In South Africa whites established western cultural norms which Africans had to conform to in order gain legal rights, such as to hold property (MacDonald, 2006:96). They established an apartheid system, which legislated racial classification and segregation. Under the system a minority of whites retained power and citizenship while blacks were stripped of citizenship and relegated to ghettos or removed from the country. In 1990 the process of dismantling apartheid began, but it has left the country an extreme imbalance of power, as well as economic and cultural capital due to the increased access to wealth and education for whites (MSU, 2010). Even in the face of a new racially integrated government strong racial divisions exist, as MacDonald points out, new policy may dictate equality, but “…the ANC could not and can not [sic] prevent South Africans from harboring racial affinities” (2006:112).
Race and ethnicity still matter because they are central to the organization of societies across the globe. They have established power dynamics which are still maintained by legislation, policy and public opinion and are so embedded in our society and individual lives that it can be hard see the influence they have on us. Ultimately, race and ethnicity still matter because power and privilege is still concentrated within the confines of race and as long as there is racial inequality race and ethnicity will be important.
Banton, Michael. 1987. “The classification of races in Europe and North America: 1700-1850.” International Social Science Journal, 39(1):45-60.
Cornell, Stephen and Douglas Hartmann. 2007. Ethnicity and Race: Making Identities in a Changing World. Thousand Oaks: Pine Forge Press.
Dalmage, Heather. 2000. Tripping on the Color Line: Black-White Multiracial Families in a Racially Divided World. New Brunswick: Rutgers University Press.

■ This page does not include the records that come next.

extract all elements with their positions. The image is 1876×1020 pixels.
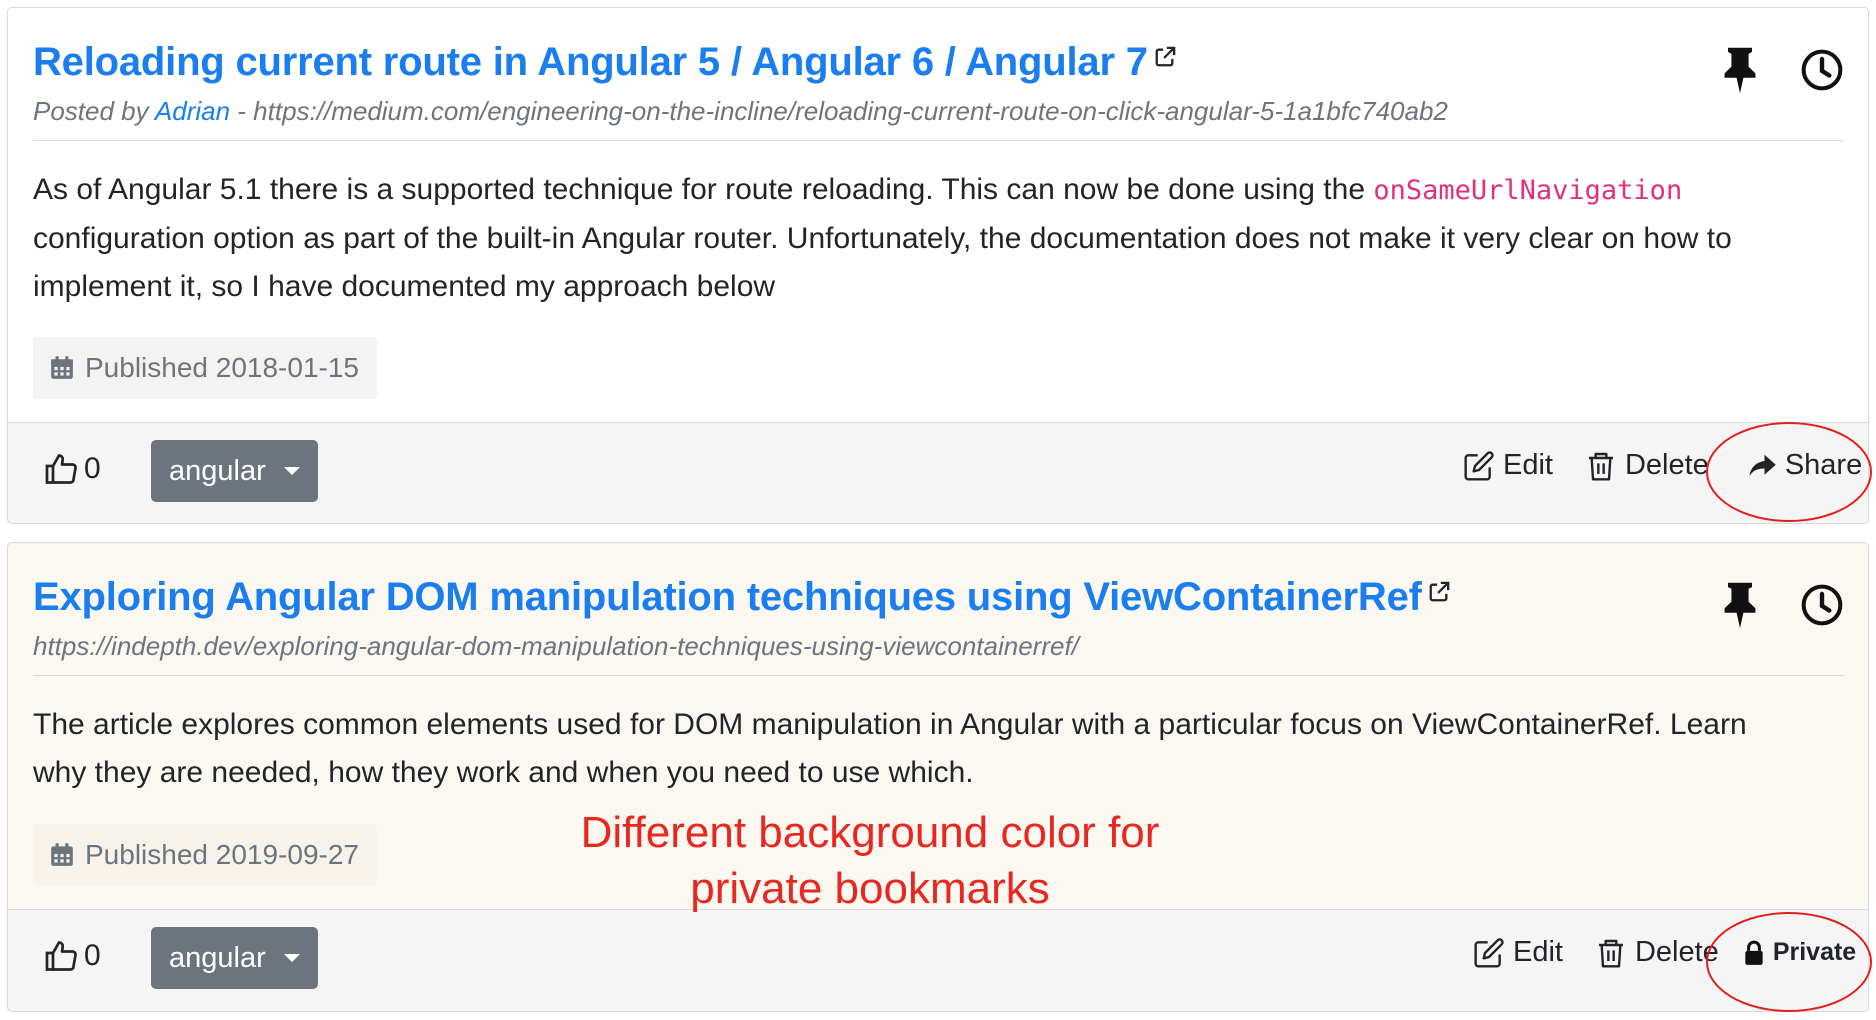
like-count: 0 — [84, 452, 101, 485]
pin-icon[interactable] — [1718, 581, 1762, 629]
calendar-icon — [51, 843, 73, 866]
trash-icon — [1588, 452, 1613, 481]
caret-down-icon — [283, 467, 300, 475]
annotation-line-2: private bookmarks — [690, 864, 1050, 913]
bookmark-url: https://medium.com/engineering-on-the-in… — [253, 96, 1448, 126]
bookmark-card-footer: 0 angular Edit Delete — [8, 909, 1868, 1011]
bookmark-card-body: Reloading current route in Angular 5 / A… — [8, 8, 1868, 424]
tag-dropdown-button[interactable]: angular — [151, 927, 318, 989]
clock-icon[interactable] — [1800, 46, 1844, 94]
meta-separator: - — [230, 96, 254, 126]
bookmark-card-private: Exploring Angular DOM manipulation techn… — [7, 542, 1869, 1012]
annotation-text: Different background color for private b… — [540, 805, 1200, 917]
edit-label: Edit — [1503, 449, 1553, 481]
bookmark-card: Reloading current route in Angular 5 / A… — [7, 7, 1869, 524]
external-link-icon[interactable] — [1428, 581, 1450, 603]
delete-button[interactable]: Delete — [1595, 936, 1719, 969]
like-count: 0 — [84, 939, 101, 972]
tag-label: angular — [169, 941, 266, 974]
bookmark-title-row: Exploring Angular DOM manipulation techn… — [33, 573, 1450, 621]
annotation-line-1: Different background color for — [580, 808, 1160, 857]
bookmark-meta: https://indepth.dev/exploring-angular-do… — [33, 631, 1079, 662]
like-button[interactable]: 0 — [44, 451, 101, 487]
edit-icon — [1474, 937, 1504, 968]
like-button[interactable]: 0 — [44, 938, 101, 974]
bookmark-description: The article explores common elements use… — [33, 708, 1747, 789]
inline-code: onSameUrlNavigation — [1373, 175, 1683, 206]
published-date: Published 2019-09-27 — [85, 839, 359, 870]
published-date-badge: Published 2019-09-27 — [33, 824, 377, 886]
delete-label: Delete — [1624, 449, 1709, 481]
divider — [33, 140, 1844, 141]
caret-down-icon — [283, 954, 300, 962]
description-text-continued: configuration option as part of the buil… — [33, 222, 1732, 303]
bookmark-top-actions — [1718, 46, 1844, 94]
author-link[interactable]: Adrian — [155, 96, 230, 126]
divider — [33, 675, 1844, 676]
published-date: Published 2018-01-15 — [85, 352, 359, 383]
external-link-icon[interactable] — [1154, 46, 1176, 68]
bookmark-meta: Posted by Adrian - https://medium.com/en… — [33, 96, 1448, 127]
clock-icon[interactable] — [1800, 581, 1844, 629]
thumbs-up-icon — [45, 454, 77, 484]
tag-dropdown-button[interactable]: angular — [151, 440, 318, 502]
edit-label: Edit — [1513, 936, 1563, 968]
edit-button[interactable]: Edit — [1473, 936, 1563, 969]
annotation-circle-private — [1706, 912, 1872, 1012]
bookmark-card-footer: 0 angular Edit Delete — [8, 422, 1868, 523]
bookmark-top-actions — [1718, 581, 1844, 629]
delete-button[interactable]: Delete — [1585, 449, 1709, 482]
annotation-circle-share — [1706, 422, 1872, 522]
posted-by-label: Posted by — [33, 96, 155, 126]
edit-icon — [1464, 450, 1494, 481]
description-text: As of Angular 5.1 there is a supported t… — [33, 173, 1374, 206]
bookmark-url: https://indepth.dev/exploring-angular-do… — [33, 631, 1079, 661]
published-date-badge: Published 2018-01-15 — [33, 337, 377, 399]
trash-icon — [1598, 939, 1623, 968]
bookmark-description: As of Angular 5.1 there is a supported t… — [33, 166, 1808, 311]
calendar-icon — [51, 356, 73, 379]
bookmark-title-row: Reloading current route in Angular 5 / A… — [33, 38, 1176, 86]
tag-label: angular — [169, 454, 266, 487]
bookmark-title-link[interactable]: Exploring Angular DOM manipulation techn… — [33, 573, 1422, 621]
thumbs-up-icon — [45, 941, 77, 971]
bookmark-title-link[interactable]: Reloading current route in Angular 5 / A… — [33, 38, 1148, 86]
pin-icon[interactable] — [1718, 46, 1762, 94]
edit-button[interactable]: Edit — [1463, 449, 1553, 482]
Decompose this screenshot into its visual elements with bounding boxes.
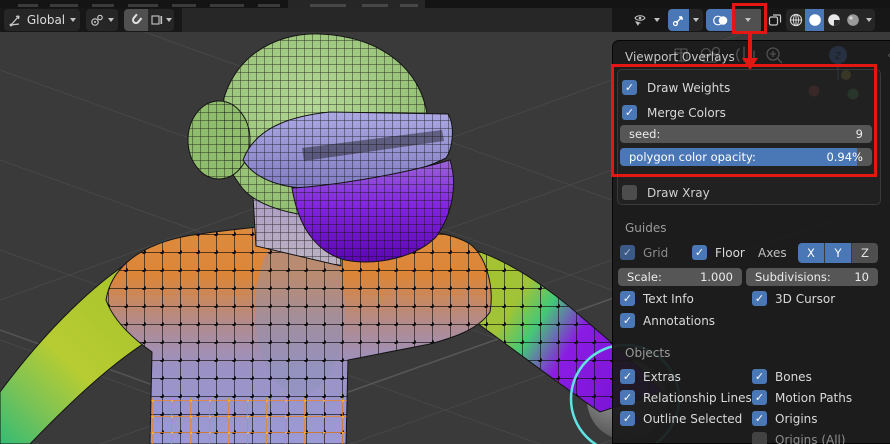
motion-paths-checkbox[interactable] [752,390,767,405]
text-info-label: Text Info [643,292,694,306]
extras-label: Extras [643,370,681,384]
snap-magnet-toggle[interactable] [124,9,148,31]
scale-label: Scale: [627,270,662,284]
orientation-label: Global [26,13,66,27]
gizmo-group [668,9,703,31]
snap-magnet-icon [132,13,143,24]
pivot-point-dropdown[interactable] [86,9,118,31]
outline-selected-label: Outline Selected [643,412,743,426]
draw-xray-label: Draw Xray [647,186,710,200]
origins-all-checkbox[interactable] [752,432,767,444]
shading-wireframe-icon [789,13,802,27]
shading-dropdown[interactable] [862,9,875,31]
transform-orientation-icon [9,15,20,27]
axis-z-button[interactable]: Z [852,243,878,263]
outline-selected-checkbox[interactable] [620,411,635,426]
motion-paths-label: Motion Paths [775,391,853,405]
gizmo-icon [672,15,683,26]
proportional-falloff-icon [150,15,162,25]
extras-checkbox[interactable] [620,369,635,384]
svg-text:Z: Z [835,51,842,62]
axis-x-button[interactable]: X [798,243,825,263]
objects-section-label: Objects [625,346,671,360]
origins-label: Origins [775,412,818,426]
chevron-down-icon [865,18,872,22]
annotation-box-settings [611,64,877,177]
subdivisions-field[interactable]: Subdivisions: 10 [746,268,878,286]
snap-group [124,9,174,31]
bones-label: Bones [775,370,812,384]
floor-label: Floor [715,246,745,260]
annotations-label: Annotations [643,314,716,328]
popover-title: Viewport Overlays [625,50,735,64]
show-gizmo-eye-icon [634,15,646,26]
subdivisions-label: Subdivisions: [755,270,831,284]
guides-section-label: Guides [625,221,667,235]
text-info-checkbox[interactable] [620,291,635,306]
subdivisions-value: 10 [854,270,869,284]
annotation-arrow-shaft [748,34,752,60]
scale-value: 1.000 [700,270,733,284]
origins-all-label: Origins (All) [775,433,846,444]
shading-group [786,9,875,31]
annotations-checkbox[interactable] [620,313,635,328]
gizmo-dropdown[interactable] [689,9,703,31]
shading-material-icon [827,14,840,26]
show-gizmo-dropdown[interactable] [628,9,664,31]
axis-y-button[interactable]: Y [825,243,852,263]
annotation-box-dropdown [732,3,767,34]
shading-rendered-icon [846,14,859,26]
transform-orientation-dropdown[interactable]: Global [4,9,80,31]
axes-label: Axes [758,246,787,260]
axes-segmented-control: X Y Z [798,243,878,263]
chevron-down-icon [654,18,660,22]
chevron-down-icon [70,18,76,22]
chevron-down-icon [108,18,114,22]
grid-label: Grid [643,246,669,260]
3d-cursor-checkbox[interactable] [752,291,767,306]
relationship-lines-checkbox[interactable] [620,390,635,405]
scale-field[interactable]: Scale: 1.000 [618,268,742,286]
overlays-toggle[interactable] [706,9,734,31]
grid-checkbox[interactable] [620,245,635,260]
floor-checkbox[interactable] [692,245,707,260]
proportional-editing-dropdown[interactable] [148,9,174,31]
shading-wireframe-button[interactable] [786,9,805,31]
bones-checkbox[interactable] [752,369,767,384]
relationship-lines-label: Relationship Lines [643,391,752,405]
draw-xray-checkbox[interactable] [622,185,637,200]
pivot-point-icon [91,14,103,26]
blender-window: Global Z Viewport Overlays ✓ Draw Weight… [0,0,890,444]
xray-toggle[interactable] [766,9,784,31]
3d-cursor-label: 3D Cursor [775,292,836,306]
chevron-down-icon [165,18,172,22]
shading-material-button[interactable] [824,9,843,31]
shading-rendered-button[interactable] [843,9,862,31]
selected-edge-loop [140,398,355,444]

----- 2010a. “Week Two Overview of Questions.” Retrieved June 15, 2010: http://roosevelt.blackboard.edu.
-----.2010b. “Week Three Overview of Questions/Comments.” Retrieved June 15, 2010: http://roosevelt.blackboard.edu.
MacDonald, Michael. 2006. Why Race Matters in South Africa. Cambridge: Harvard University Press.
Michigan State University (MSU). 2010. South Africa: Overcoming Apartheid. “Introduction.” Retrieved, June 16, 2010: http://www.overcomingapartheid.msu.edu/unit.php?id=11
Winant, Howard. 2001. The World is a Ghetto: Race and Democracy Since World War II. New York: Basic Books.